La Cour d’appel de Paris, statuant le 30 janvier 2023, examine un litige locatif entre une société bailleuse et ses preneurs. Le juge de la mise en état avait déclaré l’action des preneurs irrecevable pour défaut de recours préalable à la médiation, au vu d’une clause contractuelle. La cour d’appel doit déterminer si cette clause institue une médiation obligatoire. Elle infirme l’ordonnance et juge l’action recevable, considérant que la clause n’impose pas un tel préalable.
La qualification juridique de la clause de médiation
L’interprétation restrictive d’une clause ambiguë
La cour analyse minutieusement la clause contractuelle pour en dégager la volonté des parties. Elle relève une disposition spécifique relative à la notification d’un exploit d’huissier. « Il se déduit de la disposition selon laquelle « la médiation […] ne pourra être mise en œuvre, sauf en cas de commun accord entre elles, si un exploit d’huissier a déjà été notifié à propos du différend en question » que les parties n’ont pas entendu faire du recours à la médiation un préalable obligatoire à la saisine du juge en ce que, sauf accord des parties, il ne peut y être recouru après délivrance d’un exploit d’huissier. » (Motifs) Cette interprétation textuelle conduit à écarter le caractère obligatoire. La portée de cette analyse est essentielle pour la sécurité juridique. Elle rappelle que l’obligation procédurale doit être claire et non équivoque pour être opposable.

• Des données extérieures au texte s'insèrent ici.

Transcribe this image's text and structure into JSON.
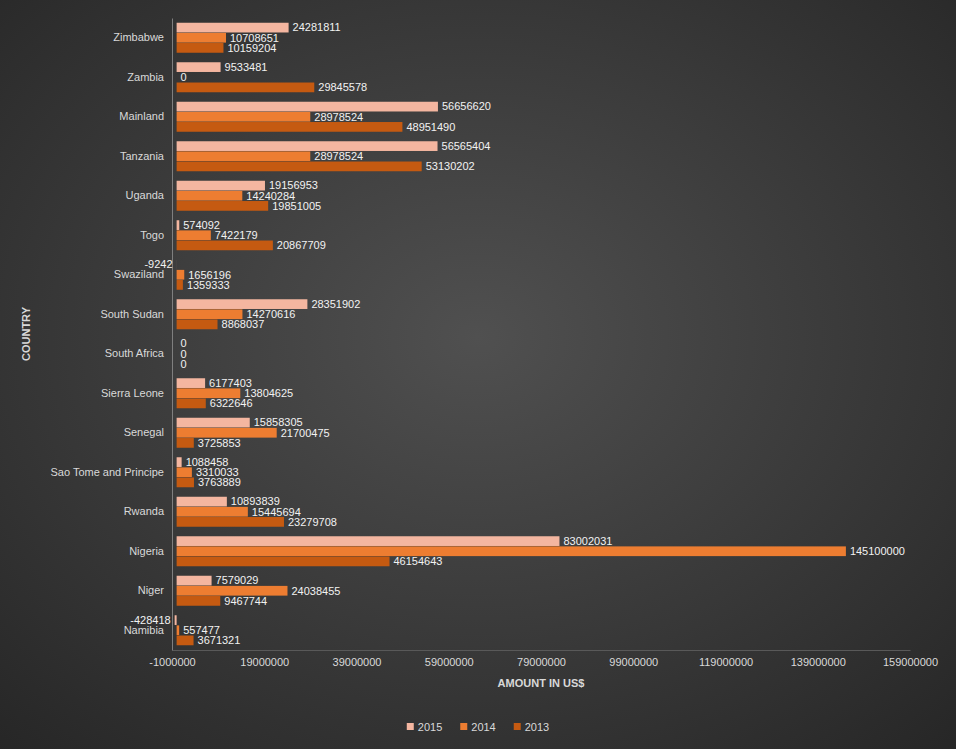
{
  "chart_data": {
    "type": "bar",
    "orientation": "horizontal",
    "x_label": "AMOUNT IN US$",
    "y_label": "COUNTRY",
    "categories": [
      "Zimbabwe",
      "Zambia",
      "Mainland",
      "Tanzania",
      "Uganda",
      "Togo",
      "Swaziland",
      "South Sudan",
      "South Africa",
      "Sierra Leone",
      "Senegal",
      "Sao Tome and Principe",
      "Rwanda",
      "Nigeria",
      "Niger",
      "Namibia"
    ],
    "series": [
      {
        "name": "2015",
        "color": "#f4b6a0",
        "values": [
          24281811,
          9533481,
          56656620,
          56565404,
          19156953,
          574092,
          -9242,
          28351902,
          0,
          6177403,
          15858305,
          1088458,
          10893839,
          83002031,
          7579029,
          -428418
        ]
      },
      {
        "name": "2014",
        "color": "#ed7d31",
        "values": [
          10708651,
          0,
          28978524,
          28978524,
          14240284,
          7422179,
          1656196,
          14270616,
          0,
          13804625,
          21700475,
          3310033,
          15445694,
          145100000,
          24038455,
          557477
        ]
      },
      {
        "name": "2013",
        "color": "#c55a11",
        "values": [
          10159204,
          29845578,
          48951490,
          53130202,
          19851005,
          20867709,
          1359333,
          8868037,
          0,
          6322646,
          3725853,
          3763889,
          23279708,
          46154643,
          9467744,
          3671321
        ]
      }
    ],
    "xlim": [
      -1000000,
      159000000
    ],
    "xticks": [
      -1000000,
      19000000,
      39000000,
      59000000,
      79000000,
      99000000,
      119000000,
      139000000,
      159000000
    ],
    "grid": false,
    "legend": "bottom",
    "data_labels": true
  }
}
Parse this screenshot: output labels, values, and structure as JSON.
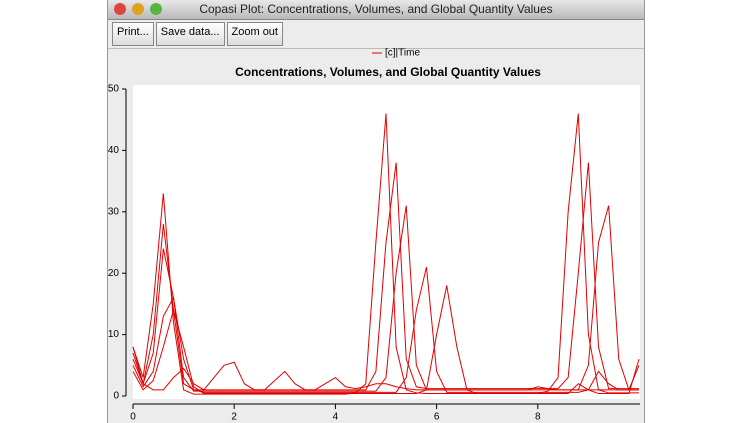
{
  "window": {
    "title": "Copasi Plot: Concentrations, Volumes, and Global Quantity Values"
  },
  "toolbar": {
    "buttons": [
      "Print...",
      "Save data...",
      "Zoom out"
    ]
  },
  "chart_data": {
    "type": "line",
    "title": "Concentrations, Volumes, and Global Quantity Values",
    "x": [
      0,
      0.2,
      0.4,
      0.6,
      0.8,
      1,
      1.2,
      1.4,
      1.6,
      1.8,
      2,
      2.2,
      2.4,
      2.6,
      2.8,
      3,
      3.2,
      3.4,
      3.6,
      3.8,
      4,
      4.2,
      4.4,
      4.6,
      4.8,
      5,
      5.2,
      5.4,
      5.6,
      5.8,
      6,
      6.2,
      6.4,
      6.6,
      6.8,
      7,
      7.2,
      7.4,
      7.6,
      7.8,
      8,
      8.2,
      8.4,
      8.6,
      8.8,
      9,
      9.2,
      9.4,
      9.6,
      9.8,
      10
    ],
    "xlim": [
      0,
      10
    ],
    "xticks": [
      0,
      2,
      4,
      6,
      8
    ],
    "ylim": [
      0,
      50
    ],
    "yticks": [
      0,
      10,
      20,
      30,
      40,
      50
    ],
    "series": [
      {
        "name": "[c]|Time",
        "color": "#e00000",
        "values": [
          8,
          3,
          15,
          33,
          12,
          1,
          0.3,
          0.3,
          0.3,
          0.3,
          0.3,
          0.3,
          0.3,
          0.3,
          0.3,
          0.3,
          0.3,
          0.3,
          0.3,
          0.3,
          0.3,
          0.3,
          0.5,
          2,
          25,
          46,
          8,
          1,
          0.5,
          0.4,
          0.4,
          0.4,
          0.4,
          0.4,
          0.4,
          0.4,
          0.4,
          0.4,
          0.4,
          0.4,
          0.4,
          0.8,
          3,
          30,
          46,
          10,
          1,
          0.5,
          0.5,
          0.5,
          0.5
        ]
      },
      {
        "color": "#e00000",
        "values": [
          7,
          2,
          10,
          28,
          14,
          2,
          1,
          1,
          1,
          1,
          1,
          1,
          1,
          1,
          1,
          1,
          1,
          1,
          1,
          1,
          1,
          1,
          1,
          1,
          4,
          25,
          38,
          6,
          1.5,
          1.2,
          1.2,
          1.2,
          1.2,
          1.2,
          1.2,
          1.2,
          1.2,
          1.2,
          1.2,
          1.2,
          1.2,
          1.2,
          1.2,
          3,
          20,
          38,
          8,
          1.2,
          1.2,
          1.2,
          1.2
        ]
      },
      {
        "color": "#e00000",
        "values": [
          6,
          2,
          7,
          24,
          16,
          3,
          0.8,
          0.8,
          0.8,
          0.8,
          0.8,
          0.8,
          0.8,
          0.8,
          0.8,
          0.8,
          0.8,
          0.8,
          0.8,
          0.8,
          0.8,
          0.8,
          0.8,
          0.8,
          0.8,
          3,
          20,
          31,
          5,
          1,
          1,
          1,
          1,
          1,
          1,
          1,
          1,
          1,
          1,
          1,
          1,
          1,
          1,
          1,
          1,
          5,
          25,
          31,
          6,
          1,
          1
        ]
      },
      {
        "color": "#e00000",
        "values": [
          5,
          1.5,
          4,
          13,
          16,
          6,
          1,
          0.6,
          0.6,
          0.6,
          0.6,
          0.6,
          0.6,
          0.6,
          0.6,
          0.6,
          0.6,
          0.6,
          0.6,
          0.6,
          0.6,
          0.6,
          0.6,
          0.6,
          0.6,
          0.6,
          0.6,
          3,
          14,
          21,
          4,
          0.6,
          0.6,
          0.6,
          0.6,
          0.6,
          0.6,
          0.6,
          0.6,
          0.6,
          0.6,
          0.6,
          0.6,
          0.6,
          0.6,
          1,
          4,
          2,
          1,
          1,
          5
        ]
      },
      {
        "color": "#e00000",
        "values": [
          4,
          1,
          2.5,
          8,
          14,
          8,
          1.5,
          0.4,
          0.4,
          0.4,
          0.4,
          0.4,
          0.4,
          0.4,
          0.4,
          0.4,
          0.4,
          0.4,
          0.4,
          0.4,
          0.4,
          0.4,
          0.4,
          0.4,
          0.4,
          0.4,
          0.4,
          0.4,
          0.4,
          1,
          10,
          18,
          8,
          1,
          0.4,
          0.4,
          0.4,
          0.4,
          0.4,
          0.4,
          0.4,
          0.4,
          0.4,
          0.4,
          2,
          1,
          0.4,
          0.4,
          0.4,
          0.4,
          6
        ]
      },
      {
        "color": "#e00000",
        "values": [
          8,
          2,
          1,
          1,
          3,
          4.5,
          2,
          1,
          3,
          5,
          5.5,
          2,
          1,
          1,
          2.5,
          4,
          2,
          1,
          1,
          2,
          3,
          1.5,
          1.2,
          1.5,
          2,
          2,
          1.5,
          1.2,
          1,
          1,
          1,
          1,
          1,
          1,
          1,
          1,
          1,
          1,
          1,
          1,
          1.5,
          1.2,
          1,
          1,
          1,
          1,
          1,
          1,
          1,
          1,
          1
        ]
      }
    ]
  }
}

La distinction avec les clauses à caractère impératif
La solution se distingue d’autres décisions où la médiation était un préalable incontournable. Ici, la possibilité d’agir en justice sans médiation préalable, matérialisée par la notification d’un exploit, dénature l’obligation. La clause organise une simple faculté, dont les parties peuvent se départir unilatéralement par la saisine du juge. Cette approche contraste avec la jurisprudence exigeant un recours préalable effectif. « Il appartenait dès lors aux demandeurs de solliciter une médiation, dans les termes de la clause, avant de saisir le tribunal du litige. » (Tribunal judiciaire de Paris, le 15 mai 2025, n°23/04630) La valeur de l’arrêt réside dans ce critère interprétatif fondé sur la possibilité d’agir judiciairement sans formalité.
Les conséquences procédurales de la qualification
La régularité de la saisine initiale du tribunal
Puisque la médiation n’était pas obligatoire, la saisine directe du tribunal est régulière. « En l’espèce, en assignant par acte extra judiciaire […] les preneurs ont renoncé au bénéfice du recours préalable à la médiation […] sans que ne puisse leur être opposée l’irrecevabilité de leur action faute de caractère obligatoire. » (Motifs) La fin de non-recevoir est donc écartée, permettant l’examen au fond. La portée est pratique : elle évite la nullité de la procédure et des délais supplémentaires. Elle confirme que le juge du fond reste saisi lorsque le préalable est facultatif, simplifiant le traitement du litige.
Le rejet des demandes accessoires et la condamnation aux frais
La cour statue également sur les demandes accessoires, infirmant les dispositions de première instance. Elle estime inéquitable de laisser les frais à la charge des preneurs, qui ont dû contester l’irrecevabilité. Elle condamne la bailleuse à payer une somme au titre de l’article 700 du code de procédure civile. Cette décision sur les frais irrépétibles sanctionne la partie qui a soulevé une fin de non-recevoir infondée. La valeur de cette condamnation est d’ordre préventif, visant à décourager les arguments dilatoires. Elle réaffirme l’équité procédurale dans la répartition des frais liés à un incident de procédure.